Let $G$ be a finite group, $H<G$ a subgroup. Suppose that $H$ is a $p$-group, $p$ a prime, and $p\mid[G:H]$. Show that $p\mid[N_G(H):H]$ and $H<N_G(H)$. In particular, if $G$ is a $p$-group and $H<G$, then $H<N_G(H)$.
I think I will have to use the $3$rd Sylow Theorem, but do not know how to do it specifically. Can someone give an idea?
On
Hint: Set $\Omega=\{xHx^{-1}|x\in G\}$. You can see easily that $G$ acts on $\Omega$. You should try to follow the following steps:
1.Since $|\Omega|=[G:N_G(H)]$, we have two cases $|\Omega|>1$ and $|\Omega|=1$.

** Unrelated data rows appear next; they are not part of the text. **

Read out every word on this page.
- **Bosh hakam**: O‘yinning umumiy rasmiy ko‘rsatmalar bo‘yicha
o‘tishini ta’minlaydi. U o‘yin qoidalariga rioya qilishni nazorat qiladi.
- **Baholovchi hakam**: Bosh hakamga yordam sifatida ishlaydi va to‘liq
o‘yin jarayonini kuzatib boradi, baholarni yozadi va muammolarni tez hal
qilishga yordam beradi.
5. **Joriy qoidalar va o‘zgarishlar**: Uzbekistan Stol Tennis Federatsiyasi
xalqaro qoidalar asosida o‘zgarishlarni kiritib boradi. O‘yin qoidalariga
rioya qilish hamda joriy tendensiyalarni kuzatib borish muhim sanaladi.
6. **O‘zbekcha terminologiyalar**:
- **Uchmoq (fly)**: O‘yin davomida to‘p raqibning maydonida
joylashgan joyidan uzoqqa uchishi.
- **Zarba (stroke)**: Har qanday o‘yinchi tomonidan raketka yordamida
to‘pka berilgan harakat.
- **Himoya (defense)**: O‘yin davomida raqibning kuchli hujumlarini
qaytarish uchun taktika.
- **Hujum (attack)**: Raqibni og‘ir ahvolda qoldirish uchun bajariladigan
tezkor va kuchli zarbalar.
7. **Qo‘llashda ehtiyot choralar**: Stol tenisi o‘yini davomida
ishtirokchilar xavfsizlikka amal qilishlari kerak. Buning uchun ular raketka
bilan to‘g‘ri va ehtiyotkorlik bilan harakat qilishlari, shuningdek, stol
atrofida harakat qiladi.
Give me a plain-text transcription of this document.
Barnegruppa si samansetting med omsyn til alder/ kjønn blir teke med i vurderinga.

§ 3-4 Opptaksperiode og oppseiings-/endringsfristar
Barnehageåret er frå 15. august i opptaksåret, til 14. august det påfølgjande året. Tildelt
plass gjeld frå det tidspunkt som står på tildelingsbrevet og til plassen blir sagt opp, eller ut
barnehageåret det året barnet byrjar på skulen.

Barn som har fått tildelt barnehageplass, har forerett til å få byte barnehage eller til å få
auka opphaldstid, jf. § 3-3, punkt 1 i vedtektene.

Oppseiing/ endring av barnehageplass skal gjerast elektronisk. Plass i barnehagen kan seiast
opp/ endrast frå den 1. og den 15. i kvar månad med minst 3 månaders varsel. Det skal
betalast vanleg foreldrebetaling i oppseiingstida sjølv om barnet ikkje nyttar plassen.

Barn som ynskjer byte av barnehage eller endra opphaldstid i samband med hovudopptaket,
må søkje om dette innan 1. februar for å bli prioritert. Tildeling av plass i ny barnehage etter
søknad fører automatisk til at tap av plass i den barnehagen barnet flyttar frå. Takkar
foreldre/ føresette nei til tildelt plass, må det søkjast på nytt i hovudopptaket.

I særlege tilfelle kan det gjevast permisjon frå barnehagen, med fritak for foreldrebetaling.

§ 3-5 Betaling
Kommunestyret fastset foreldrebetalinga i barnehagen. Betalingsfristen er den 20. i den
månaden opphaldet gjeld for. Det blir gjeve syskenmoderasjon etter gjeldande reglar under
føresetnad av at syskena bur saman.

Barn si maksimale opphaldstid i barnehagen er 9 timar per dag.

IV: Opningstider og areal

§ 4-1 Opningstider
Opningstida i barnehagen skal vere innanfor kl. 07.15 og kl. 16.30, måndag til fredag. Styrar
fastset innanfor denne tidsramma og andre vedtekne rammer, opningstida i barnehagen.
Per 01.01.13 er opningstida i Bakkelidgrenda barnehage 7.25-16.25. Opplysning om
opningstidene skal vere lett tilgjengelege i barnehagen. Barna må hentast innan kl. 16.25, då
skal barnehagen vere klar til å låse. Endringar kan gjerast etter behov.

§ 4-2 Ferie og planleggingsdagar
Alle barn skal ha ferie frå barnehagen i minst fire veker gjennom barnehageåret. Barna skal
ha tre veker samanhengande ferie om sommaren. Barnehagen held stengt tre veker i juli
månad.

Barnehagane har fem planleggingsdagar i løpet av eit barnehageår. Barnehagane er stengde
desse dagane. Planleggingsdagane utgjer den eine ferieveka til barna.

2.If $|\Omega|>1$, then put $\Delta=\Omega-\{H\}$ and so $H$ acts on $\Delta$ by conjugation.
There is $x\in G$ such that for every $h\in H$, $xhx^{-1}\in N_G(H)$ and so $h\in N_G(x^{-1}Hx)$.
Switch $x^{-1}Hx$ by $H$ in $4$.
Consider $[G:N_G(H)][N_G(H):H]=[G:H]$. Then either $p$ divides $[G:N_G(H)]$ or $p$ divides $[N_G(H):H]$. First suppose the former case is true and derive a contradiction.
Edit: fixed mistake. sorry about that.